In her 20’s, as a student nurse, Aunt Teenie contracted polio from a child she was caring for. Aunt Dot, who was about 19 at the time, dropped out of nursing school to take care of her. They stayed together from then on. The first letters I ever wrote had “Aunt Dot and Aunt Teenie” scrawled across them. Aunt Dot loved to paint, so I would send her pictures I drew. Every birthday brought a card with an ironed flat ten dollar bill. When I had kids, I sent them pictures every few months. Aunt Dot always wrote back in a long, thin, spidery cursive. She has beautiful penmanship.

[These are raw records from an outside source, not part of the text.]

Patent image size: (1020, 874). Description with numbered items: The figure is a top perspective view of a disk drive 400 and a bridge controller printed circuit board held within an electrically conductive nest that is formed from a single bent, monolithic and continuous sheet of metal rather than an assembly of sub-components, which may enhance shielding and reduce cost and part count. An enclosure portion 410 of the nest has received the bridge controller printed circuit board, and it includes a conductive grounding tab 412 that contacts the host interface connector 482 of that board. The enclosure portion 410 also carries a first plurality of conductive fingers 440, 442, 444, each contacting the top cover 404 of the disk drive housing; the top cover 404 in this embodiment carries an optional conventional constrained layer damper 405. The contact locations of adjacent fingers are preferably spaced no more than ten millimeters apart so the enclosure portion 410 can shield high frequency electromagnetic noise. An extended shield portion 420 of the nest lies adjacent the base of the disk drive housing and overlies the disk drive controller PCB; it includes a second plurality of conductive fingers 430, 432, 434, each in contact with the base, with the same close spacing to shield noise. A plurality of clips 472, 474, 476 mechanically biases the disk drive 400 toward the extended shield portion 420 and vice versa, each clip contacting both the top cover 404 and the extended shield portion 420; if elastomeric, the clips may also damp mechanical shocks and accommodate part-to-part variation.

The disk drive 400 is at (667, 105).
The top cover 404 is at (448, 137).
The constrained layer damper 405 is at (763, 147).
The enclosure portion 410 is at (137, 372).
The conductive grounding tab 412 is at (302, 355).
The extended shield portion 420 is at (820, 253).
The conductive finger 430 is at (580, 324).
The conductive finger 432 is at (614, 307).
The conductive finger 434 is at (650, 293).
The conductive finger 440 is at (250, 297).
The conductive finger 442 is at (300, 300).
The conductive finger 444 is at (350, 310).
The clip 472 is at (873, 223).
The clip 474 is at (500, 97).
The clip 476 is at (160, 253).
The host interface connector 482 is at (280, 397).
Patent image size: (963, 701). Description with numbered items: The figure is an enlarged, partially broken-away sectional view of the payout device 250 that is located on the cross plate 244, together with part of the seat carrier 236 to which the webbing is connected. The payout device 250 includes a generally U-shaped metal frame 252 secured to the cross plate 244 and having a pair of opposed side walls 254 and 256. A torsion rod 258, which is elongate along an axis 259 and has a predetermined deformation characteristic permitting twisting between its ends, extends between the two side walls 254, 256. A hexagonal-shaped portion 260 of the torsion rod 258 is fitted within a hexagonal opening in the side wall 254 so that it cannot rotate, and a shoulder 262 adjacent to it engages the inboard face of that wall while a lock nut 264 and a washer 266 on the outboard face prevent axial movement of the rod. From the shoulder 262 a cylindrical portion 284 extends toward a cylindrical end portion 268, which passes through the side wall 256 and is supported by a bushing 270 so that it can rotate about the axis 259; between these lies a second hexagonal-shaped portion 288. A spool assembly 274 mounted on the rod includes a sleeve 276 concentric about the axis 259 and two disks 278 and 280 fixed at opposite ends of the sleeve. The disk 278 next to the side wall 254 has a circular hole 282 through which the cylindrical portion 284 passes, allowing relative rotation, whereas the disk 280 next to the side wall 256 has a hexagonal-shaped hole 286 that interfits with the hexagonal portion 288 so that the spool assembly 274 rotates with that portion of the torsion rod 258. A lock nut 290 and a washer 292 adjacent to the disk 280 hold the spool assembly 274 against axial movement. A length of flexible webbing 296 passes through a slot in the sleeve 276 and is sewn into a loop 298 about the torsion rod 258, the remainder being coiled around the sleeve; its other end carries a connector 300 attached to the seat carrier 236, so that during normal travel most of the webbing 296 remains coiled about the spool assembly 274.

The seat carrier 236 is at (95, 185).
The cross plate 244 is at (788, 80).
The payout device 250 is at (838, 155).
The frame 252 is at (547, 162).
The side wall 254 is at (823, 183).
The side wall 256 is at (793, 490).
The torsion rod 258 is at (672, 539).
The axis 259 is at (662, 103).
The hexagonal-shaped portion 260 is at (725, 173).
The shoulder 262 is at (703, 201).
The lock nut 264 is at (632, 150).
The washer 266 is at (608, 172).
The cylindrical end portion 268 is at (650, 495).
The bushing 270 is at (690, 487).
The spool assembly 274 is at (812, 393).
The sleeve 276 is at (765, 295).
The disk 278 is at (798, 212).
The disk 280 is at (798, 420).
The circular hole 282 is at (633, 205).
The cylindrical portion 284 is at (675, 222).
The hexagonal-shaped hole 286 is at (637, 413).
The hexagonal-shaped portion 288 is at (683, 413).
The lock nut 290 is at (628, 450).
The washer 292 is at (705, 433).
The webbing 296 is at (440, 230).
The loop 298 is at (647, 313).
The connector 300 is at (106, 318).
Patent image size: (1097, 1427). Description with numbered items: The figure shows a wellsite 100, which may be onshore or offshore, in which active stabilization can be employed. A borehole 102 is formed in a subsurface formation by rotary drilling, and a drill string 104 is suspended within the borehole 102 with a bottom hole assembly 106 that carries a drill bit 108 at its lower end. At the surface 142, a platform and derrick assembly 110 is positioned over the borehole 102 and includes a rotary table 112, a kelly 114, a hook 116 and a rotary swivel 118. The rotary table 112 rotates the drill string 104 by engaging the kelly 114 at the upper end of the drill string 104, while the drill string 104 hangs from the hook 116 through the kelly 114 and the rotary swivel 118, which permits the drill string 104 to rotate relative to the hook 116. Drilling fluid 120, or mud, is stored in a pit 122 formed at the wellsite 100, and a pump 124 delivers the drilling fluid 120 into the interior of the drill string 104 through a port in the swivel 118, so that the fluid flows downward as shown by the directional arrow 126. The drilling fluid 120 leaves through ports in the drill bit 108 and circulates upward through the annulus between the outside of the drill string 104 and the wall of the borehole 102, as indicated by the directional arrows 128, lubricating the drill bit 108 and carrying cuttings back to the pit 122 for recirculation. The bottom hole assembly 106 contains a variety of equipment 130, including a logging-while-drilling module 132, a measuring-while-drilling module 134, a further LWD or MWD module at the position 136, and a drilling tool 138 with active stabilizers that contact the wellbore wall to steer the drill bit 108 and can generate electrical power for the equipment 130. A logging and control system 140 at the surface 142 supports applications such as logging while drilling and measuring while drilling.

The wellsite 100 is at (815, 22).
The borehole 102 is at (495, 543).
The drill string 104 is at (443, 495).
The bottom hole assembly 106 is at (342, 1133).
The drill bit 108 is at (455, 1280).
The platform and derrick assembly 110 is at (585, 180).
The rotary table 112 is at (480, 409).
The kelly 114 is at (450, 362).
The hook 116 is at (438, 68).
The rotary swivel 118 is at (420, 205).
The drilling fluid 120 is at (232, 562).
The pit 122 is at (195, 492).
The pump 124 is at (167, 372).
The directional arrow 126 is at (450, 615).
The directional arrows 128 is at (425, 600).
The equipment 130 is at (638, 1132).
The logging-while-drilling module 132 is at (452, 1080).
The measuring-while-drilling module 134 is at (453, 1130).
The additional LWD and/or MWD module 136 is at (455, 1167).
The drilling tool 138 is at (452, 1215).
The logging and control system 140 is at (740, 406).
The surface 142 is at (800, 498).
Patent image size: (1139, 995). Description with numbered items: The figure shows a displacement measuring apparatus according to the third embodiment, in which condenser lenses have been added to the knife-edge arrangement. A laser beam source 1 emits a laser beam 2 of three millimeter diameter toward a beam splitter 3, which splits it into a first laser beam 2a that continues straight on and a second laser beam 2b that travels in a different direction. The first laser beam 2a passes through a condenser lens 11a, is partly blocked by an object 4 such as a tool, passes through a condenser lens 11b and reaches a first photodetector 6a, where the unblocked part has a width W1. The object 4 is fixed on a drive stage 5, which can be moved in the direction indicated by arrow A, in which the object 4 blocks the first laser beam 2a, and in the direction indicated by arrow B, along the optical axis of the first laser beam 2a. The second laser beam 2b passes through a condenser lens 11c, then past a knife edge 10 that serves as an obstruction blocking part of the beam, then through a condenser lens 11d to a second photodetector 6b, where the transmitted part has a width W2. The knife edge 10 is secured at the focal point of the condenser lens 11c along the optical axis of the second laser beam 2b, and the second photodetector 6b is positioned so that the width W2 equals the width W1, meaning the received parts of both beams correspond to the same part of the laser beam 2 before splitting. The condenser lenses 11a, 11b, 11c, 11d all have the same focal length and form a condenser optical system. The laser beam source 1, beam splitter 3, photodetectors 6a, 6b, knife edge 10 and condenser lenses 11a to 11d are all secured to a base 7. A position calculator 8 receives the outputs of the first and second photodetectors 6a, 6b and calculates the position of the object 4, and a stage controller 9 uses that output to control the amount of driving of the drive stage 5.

I haven’t seen my aunts since I was a teenager, maybe even a preteen. As the years passed, it just became too hard for them to travel down from Connecticut. Another regret I have... another part of my history and legacy that I never really got to know. The memories I have of them are sweet: hunting Easter eggs in my grandmother’s yard while the aunts sat on the porch swing calling out hints. Tightly spiraled gray curls on heads with soft, wrinkly, pink cheeks. Lots of laughing. And letters, always letters. Boxes of them. They were the most faithful pen pals you could find. A few years ago, I got a padded envelope in the mail from Aunt Dot... when I opened it, I found two paintings, one of a little boy leaning over a dock to play in the water, the other of a little girl playing on the beach. I burst into tears. To have an original “Dot”, when she hadn’t painted in years... the honor I felt can’t be expressed. And the sorrow. It stirred some sort of homesickness in me. I wanted to be with them. I wanted to know them as an adult.
This past Sunday, my Aunt Teenie passed away. She’d been failing for a long time. Every letter I got from Aunt Dot mentioned that her sister was sliding slowly downhill. One thing I loved the most about her letters: she was always honest, but never negative. She would end the reports on Aunt Teenie with, “She still maintains a clear mind, which we are grateful for.” She would tell me how she showed Aunt Teenie the pictures of my kids through a magnifying glass, so she could see them better. She told me how she would take her outside for fresh air. How she sat and read to her. For 70 years, it has been the two of them, always.
I can’t imagine Aunt Dot without Aunt Teenie. The hardest part of my week so far was addressing the card I sent to her. Leaving off the “and Christine” was heartbreaking.
I’ve been sitting here for a few minutes. Rereading the last letter from them. Trying to think of a snappy closing. I’m just... sad. Bereft. But when I think back on their lives, on the lives of all the sisters and aunts in my family, I’m proud to be a part of that thread. And my daughters- they’re part of that long line of sisters, too. They’ll learn their legacy the best that my sister and I can teach them, along with my mother and her sister, and my grandmother and her sister.
Aunt Teenie, sitting on the ground on the right. My grandmother is the one on the left with the babies on her lap. The naked, tan, pouty baby is my mom. |
We’ll do our best to make the Aunts proud.